In the summer, the earth breathes in.  It stores the sunlight in millions of plants, filling its atmosphere with oxygen.  In the winter, it breathes out--as our fires and our bodies both use up the stored energy, and release carbon dioxide.  We need both the breathing in and the breathing out to stay alive.  It's a beautiful, complex dance to think about.

Anyway, on to the soup.  This is my mother's Christmas Eve soup, which she got from her mother.  Trouble is, no one in the family agrees with me that Christmas Eve is for soup, so I thought I'd make it for Solstice instead.  As an extra benefit, it can be vegan, which was nice given Solstice was on a Friday.

Solstice Soup

1/2 yellow onion
4-6 carrots
4 stalks of celery
1 quart V8 juice
1 cup water
1/2 cup pearl barley
1 can white beans
1 can green beans
1/2 cup frozen chopped spinach
1/2 cup peas
1 tsp vegetable soup base*
1 tsp Old Bay
dash Worcestershire sauce**
salt, pepper, garlic powder to taste
dash Tabasco or cayenne if you like spice

Chop the onion and saute on medium high heat until it is starting to brown.  Add the liquid, chopped carrots and celery, and barley.  Cook for 30 minutes and then add all the other ingredients.  Feel free to sub in or out whatever vegetables you like and have.  Taste as you add the seasonings and don't stop till it tastes right.

*I used Better Than Bouillon, but a bouillon cube would also work.  Beef flavor is good if you don't have vegetable.
**This is technically not vegan because it has anchovies.  A dash of soy sauce or aminos might be good.
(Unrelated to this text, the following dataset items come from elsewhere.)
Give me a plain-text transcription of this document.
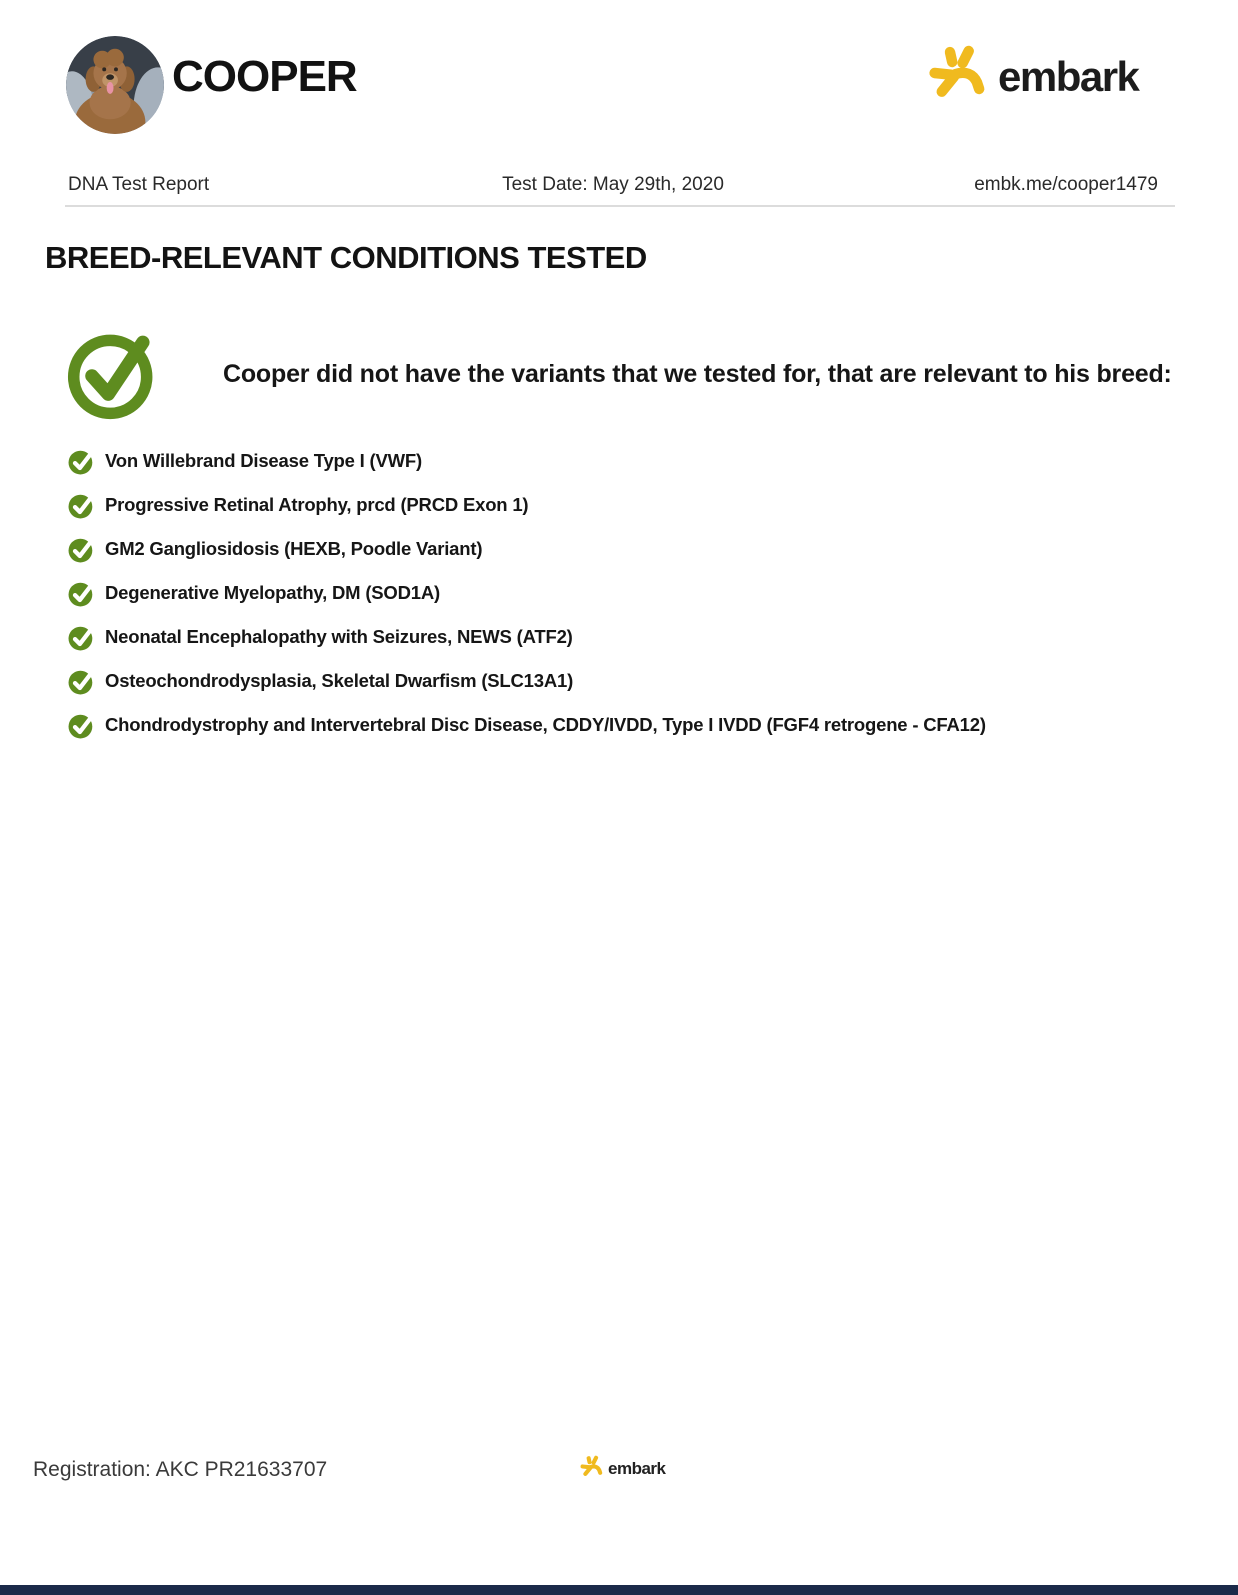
COOPER	embark
Test Date: May 29th, 2020
DNA Test Report	embk.me/cooper1479
BREED-RELEVANT CONDITIONS TESTED
Cooper did not have the variants that we tested for, that are relevant to his breed:
Von Willebrand Disease Type I (VWF)
Progressive Retinal Atrophy, prcd (PRCD Exon 1)
GM2 Gangliosidosis (HEXB, Poodle Variant)
Degenerative Myelopathy, DM (SOD1A)
Neonatal Encephalopathy with Seizures, NEWS (ATF2)
Osteochondrodysplasia, Skeletal Dwarfism (SLC13A1)
Chondrodystrophy and Intervertebral Disc Disease, CDDY/IVDD, Type I IVDD (FGF4 retrogene - CFA12)
Registration: AKC PR21633707	embark
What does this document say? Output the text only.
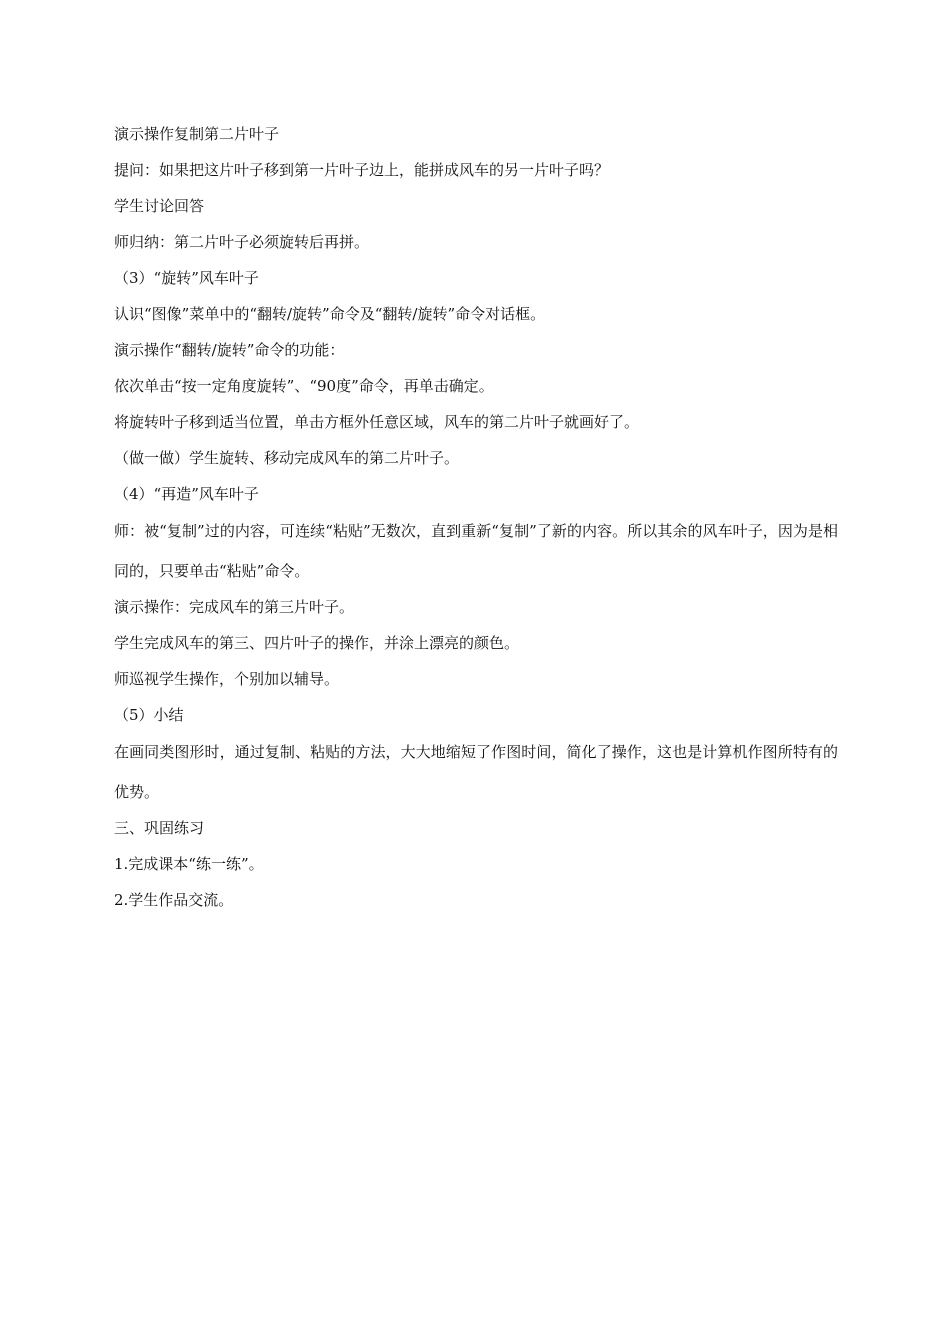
演示操作复制第二片叶子

提问：如果把这片叶子移到第一片叶子边上，能拼成风车的另一片叶子吗？

学生讨论回答

师归纳：第二片叶子必须旋转后再拼。

（3）“旋转”风车叶子

认识“图像”菜单中的“翻转/旋转”命令及“翻转/旋转”命令对话框。

演示操作“翻转/旋转”命令的功能：

依次单击“按一定角度旋转”、“90度”命令，再单击确定。

将旋转叶子移到适当位置，单击方框外任意区域，风车的第二片叶子就画好了。

（做一做）学生旋转、移动完成风车的第二片叶子。

（4）“再造”风车叶子

师：被“复制”过的内容，可连续“粘贴”无数次，直到重新“复制”了新的内容。所以其余的风车叶子，因为是相同的，只要单击“粘贴”命令。

演示操作：完成风车的第三片叶子。

学生完成风车的第三、四片叶子的操作，并涂上漂亮的颜色。

师巡视学生操作，个别加以辅导。

（5）小结

在画同类图形时，通过复制、粘贴的方法，大大地缩短了作图时间，简化了操作，这也是计算机作图所特有的优势。

三、巩固练习

1.完成课本“练一练”。

2.学生作品交流。
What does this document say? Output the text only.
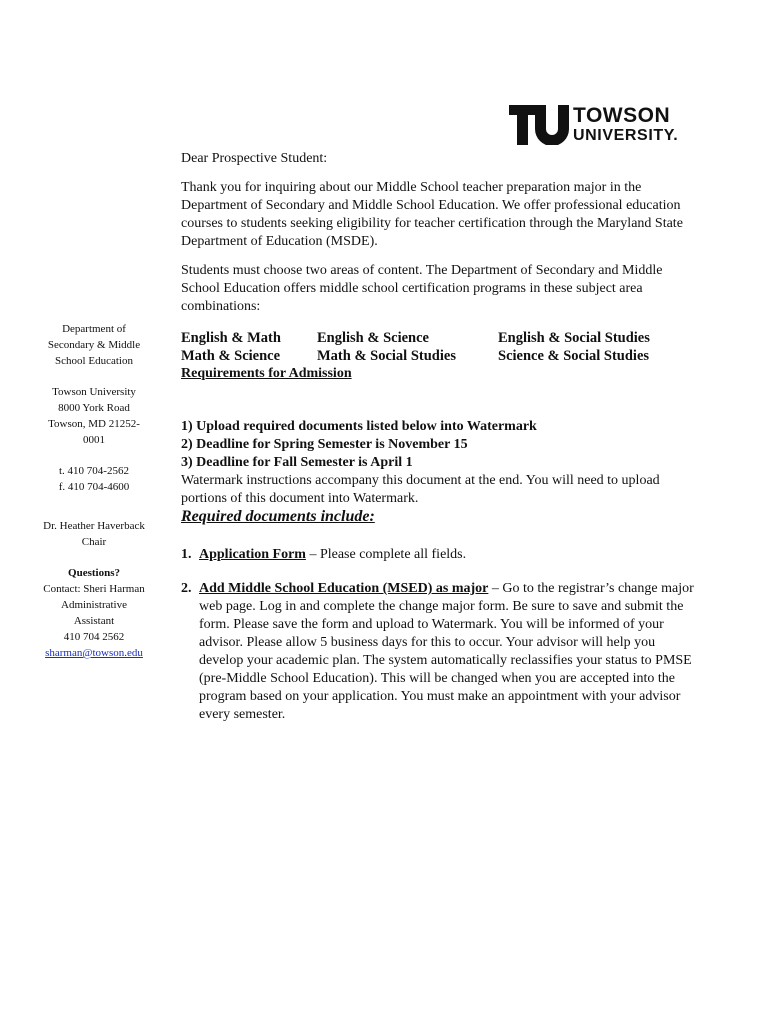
TOWSON
UNIVERSITY.

Department of

Secondary & Middle

School Education

Towson University

8000 York Road

Towson, MD 21252-

0001

t. 410 704-2562

f. 410 704-4600

Dr. Heather Haverback

Chair

Questions?

Contact: Sheri Harman

Administrative

Assistant

410 704 2562

sharman@towson.edu

Dear Prospective Student:

Thank you for inquiring about our Middle School teacher preparation major in the Department of Secondary and Middle School Education. We offer professional education courses to students seeking eligibility for teacher certification through the Maryland State Department of Education (MSDE).

Students must choose two areas of content. The Department of Secondary and Middle School Education offers middle school certification programs in these subject area combinations:

English & Math	English & Science	English & Social Studies
Math & Science	Math & Social Studies	Science & Social Studies

Requirements for Admission

1) Upload required documents listed below into Watermark

2) Deadline for Spring Semester is November 15

3) Deadline for Fall Semester is April 1

Watermark instructions accompany this document at the end. You will need to upload portions of this document into Watermark.

Required documents include:

1. Application Form – Please complete all fields.
2. Add Middle School Education (MSED) as major – Go to the registrar’s change major web page. Log in and complete the change major form. Be sure to save and submit the form. Please save the form and upload to Watermark. You will be informed of your advisor. Please allow 5 business days for this to occur. Your advisor will help you develop your academic plan. The system automatically reclassifies your status to PMSE (pre-Middle School Education). This will be changed when you are accepted into the program based on your application. You must make an appointment with your advisor every semester.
I served it with biscuits and there was only a little bit of whining.  At first Miriam whined because she "hates soup" (she does??) and then I told her it had green beans in it and she loved it, but then Marko whined because he does not like green beans.  Oh well.  It got et.

1 comment:

Charlemagne said...

Fish stew was a popular Christmas Eve meal in 19th century Ireland, so you have that behind your soup idea.